Stylist features writer Hannah Keegan discovers sultry jazz clubs and hip hotels in one of America’s happiest cities.
I’d never been told that upon entering a bar I’d have to take a vow of silence. Have you ever heard of such a thing? I was a little indignant; it was a bar, not a temple. But the doorman was very insistent. “Absolutely not a word, little lady.”
I sighed. I complied. And, I thought, I’ve never been to Chicago, where they are near-religious about jazz. It’s my second night in the city and I’m at The Green Mill, a dimly lit jazz haunt that Billie Holiday and Frank Sinatra once frequented.
Al Capone loved it here, too. His favourite booth was slap-bang in the middle, so he had clear views of every entrance in case the cops showed up. If that happened, he could disappear into the club’s secret tunnel leading directly to the club he owned across the street. Tonight, people are huddled in red-velvet booths happily – and silently – sipping negronis as they listen to the melodies. It takes about half a second for me to be happy about it, too.

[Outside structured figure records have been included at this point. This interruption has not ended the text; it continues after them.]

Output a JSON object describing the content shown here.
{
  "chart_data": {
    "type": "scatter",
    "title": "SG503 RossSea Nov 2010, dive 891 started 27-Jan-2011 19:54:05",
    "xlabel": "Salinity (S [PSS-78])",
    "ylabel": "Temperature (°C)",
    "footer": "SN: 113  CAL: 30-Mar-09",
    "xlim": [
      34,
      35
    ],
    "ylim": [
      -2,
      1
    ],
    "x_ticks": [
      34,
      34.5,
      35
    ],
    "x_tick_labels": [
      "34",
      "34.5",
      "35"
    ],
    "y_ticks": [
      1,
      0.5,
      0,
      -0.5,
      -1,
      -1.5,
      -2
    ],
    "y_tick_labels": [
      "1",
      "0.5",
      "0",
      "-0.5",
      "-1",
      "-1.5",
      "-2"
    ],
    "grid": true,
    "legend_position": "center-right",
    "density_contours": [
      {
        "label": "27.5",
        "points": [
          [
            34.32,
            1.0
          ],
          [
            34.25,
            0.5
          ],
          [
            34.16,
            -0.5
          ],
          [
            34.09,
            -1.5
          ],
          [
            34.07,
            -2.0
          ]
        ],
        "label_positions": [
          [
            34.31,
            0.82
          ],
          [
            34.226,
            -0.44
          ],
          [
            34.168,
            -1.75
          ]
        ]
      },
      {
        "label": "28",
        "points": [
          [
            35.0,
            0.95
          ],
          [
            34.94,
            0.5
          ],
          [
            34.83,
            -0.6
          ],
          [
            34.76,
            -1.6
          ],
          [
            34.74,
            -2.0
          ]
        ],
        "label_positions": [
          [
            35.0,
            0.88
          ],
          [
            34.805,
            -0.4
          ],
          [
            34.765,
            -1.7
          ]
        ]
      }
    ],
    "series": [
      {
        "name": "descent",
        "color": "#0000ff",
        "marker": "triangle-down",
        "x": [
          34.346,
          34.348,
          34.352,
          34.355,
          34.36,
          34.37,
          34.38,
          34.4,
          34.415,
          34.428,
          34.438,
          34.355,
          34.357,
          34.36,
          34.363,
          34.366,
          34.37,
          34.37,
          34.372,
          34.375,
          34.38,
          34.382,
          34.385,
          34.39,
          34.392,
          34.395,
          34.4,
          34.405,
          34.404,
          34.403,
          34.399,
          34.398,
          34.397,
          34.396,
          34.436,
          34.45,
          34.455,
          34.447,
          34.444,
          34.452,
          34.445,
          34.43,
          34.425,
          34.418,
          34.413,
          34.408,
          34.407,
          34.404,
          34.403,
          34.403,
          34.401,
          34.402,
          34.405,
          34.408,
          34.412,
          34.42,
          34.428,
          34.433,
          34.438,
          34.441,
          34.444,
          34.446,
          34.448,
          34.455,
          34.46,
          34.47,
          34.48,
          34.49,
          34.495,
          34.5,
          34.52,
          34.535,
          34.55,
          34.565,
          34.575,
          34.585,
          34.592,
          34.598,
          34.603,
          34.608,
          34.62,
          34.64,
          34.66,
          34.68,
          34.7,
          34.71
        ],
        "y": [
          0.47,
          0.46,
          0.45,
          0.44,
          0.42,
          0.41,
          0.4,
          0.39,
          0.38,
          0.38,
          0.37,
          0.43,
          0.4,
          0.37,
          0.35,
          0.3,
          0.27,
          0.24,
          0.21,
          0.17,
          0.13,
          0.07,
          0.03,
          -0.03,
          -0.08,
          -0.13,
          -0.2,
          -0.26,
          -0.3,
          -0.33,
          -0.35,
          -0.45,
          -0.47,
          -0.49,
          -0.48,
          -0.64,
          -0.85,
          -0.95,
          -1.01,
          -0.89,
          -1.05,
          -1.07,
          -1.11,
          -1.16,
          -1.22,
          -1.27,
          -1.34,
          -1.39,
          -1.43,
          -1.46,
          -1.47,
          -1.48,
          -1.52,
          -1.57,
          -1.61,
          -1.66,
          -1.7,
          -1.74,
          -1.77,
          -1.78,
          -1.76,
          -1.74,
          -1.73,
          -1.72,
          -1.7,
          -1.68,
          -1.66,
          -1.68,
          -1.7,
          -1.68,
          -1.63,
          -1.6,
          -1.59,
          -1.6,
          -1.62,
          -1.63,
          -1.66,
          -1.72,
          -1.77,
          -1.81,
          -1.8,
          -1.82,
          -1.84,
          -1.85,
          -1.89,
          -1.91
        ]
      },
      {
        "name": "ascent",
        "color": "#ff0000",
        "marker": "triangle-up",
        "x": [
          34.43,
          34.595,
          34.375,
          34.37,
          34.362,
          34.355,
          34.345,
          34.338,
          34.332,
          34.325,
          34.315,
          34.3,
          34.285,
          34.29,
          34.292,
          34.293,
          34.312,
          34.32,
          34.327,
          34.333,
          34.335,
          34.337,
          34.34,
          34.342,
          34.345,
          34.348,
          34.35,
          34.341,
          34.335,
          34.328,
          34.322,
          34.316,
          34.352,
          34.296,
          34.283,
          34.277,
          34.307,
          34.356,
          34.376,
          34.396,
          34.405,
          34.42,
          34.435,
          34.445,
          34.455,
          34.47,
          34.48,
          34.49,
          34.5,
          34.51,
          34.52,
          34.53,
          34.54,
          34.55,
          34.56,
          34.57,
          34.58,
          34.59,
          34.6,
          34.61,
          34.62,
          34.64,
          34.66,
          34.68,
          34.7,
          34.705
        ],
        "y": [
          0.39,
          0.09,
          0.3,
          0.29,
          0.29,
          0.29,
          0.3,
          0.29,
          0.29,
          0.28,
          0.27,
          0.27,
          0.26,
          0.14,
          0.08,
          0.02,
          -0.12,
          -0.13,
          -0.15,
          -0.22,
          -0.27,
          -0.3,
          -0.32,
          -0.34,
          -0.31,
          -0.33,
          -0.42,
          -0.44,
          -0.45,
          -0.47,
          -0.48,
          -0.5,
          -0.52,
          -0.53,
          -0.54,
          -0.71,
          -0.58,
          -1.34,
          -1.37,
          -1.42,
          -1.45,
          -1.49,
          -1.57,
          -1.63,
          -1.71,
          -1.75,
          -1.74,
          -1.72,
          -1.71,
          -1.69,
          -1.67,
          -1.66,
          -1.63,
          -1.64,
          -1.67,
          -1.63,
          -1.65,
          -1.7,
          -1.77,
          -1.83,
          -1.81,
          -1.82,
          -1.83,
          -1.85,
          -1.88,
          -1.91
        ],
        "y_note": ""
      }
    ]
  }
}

I’m here because of The Hoxton. In April, the London-born hotel group known for its lobby culture opened its third North American location, after Williamsburg and Portland last year. This time, the group has picked the trendy Fulton Market district, also home to Soho House, to set up shop.
The area’s known for its coffee shops and ramen houses, with Downtown Chicago – home to Grant Park, Anish Kapoor’s Cloud Gate sculpture and the Museum of Contemporary Art (where Virgil Abloh held his Figures Of Speech exhibition over the summer) – a 15-minute train ride away. America’s ‘second city’ is a thriving metropolis of history, food and culture, with a global survey last year finding its residents to be the happiest of all 32 cities surveyed.
The hotel itself is the expected mix of dark wood, muted tones and lively atmosphere. There are 182 rooms in signature snug, cosy and roomy categories, and it’s the group’s first location with a rooftop pool, surrounded by fire pits and seating for every season.
And then there are the restaurants. This is the Hoxton hotel for foodies. There are two: Cira, which is Mediterranean-inspired, offering grilled octopus, marinated beets and falafel. And Cabra Cevicheria, led by chef Stephanie Izard (fan favourite on Bravo’s Top Chef show and kind of a big deal here), offers relaxed Peruvian dining. If you want to branch out, Izard’s James Beard award-nominated restaurant Girl & The Goat is just around the corner. Alternatively, head to Split Rail for Southern fried chicken, biscuits and gravy or Hoosier Mama bakery for the best pies in town.
To my own surprise, the highlight of my time in Chicago was a comedy show at club The Second City. She The People is a feminist improv show that dives into the woes of being a woman in America – and it will leave you with a jaw ache from laughter. On uteruses? “If I wanted the government up in here, I’d fuck a congressman.” On anti-vaxxers? “I’m going to use apple cider vinegar and a vision board.” It’s little surprise this place birthed the likes of Amy Poehler, Tina Fey and The Late Show host Stephen Colbert.
Joking aside, my parting advice is this: just don’t leave without taking in some jazz. And don’t expect anyone to laugh if you talk during it.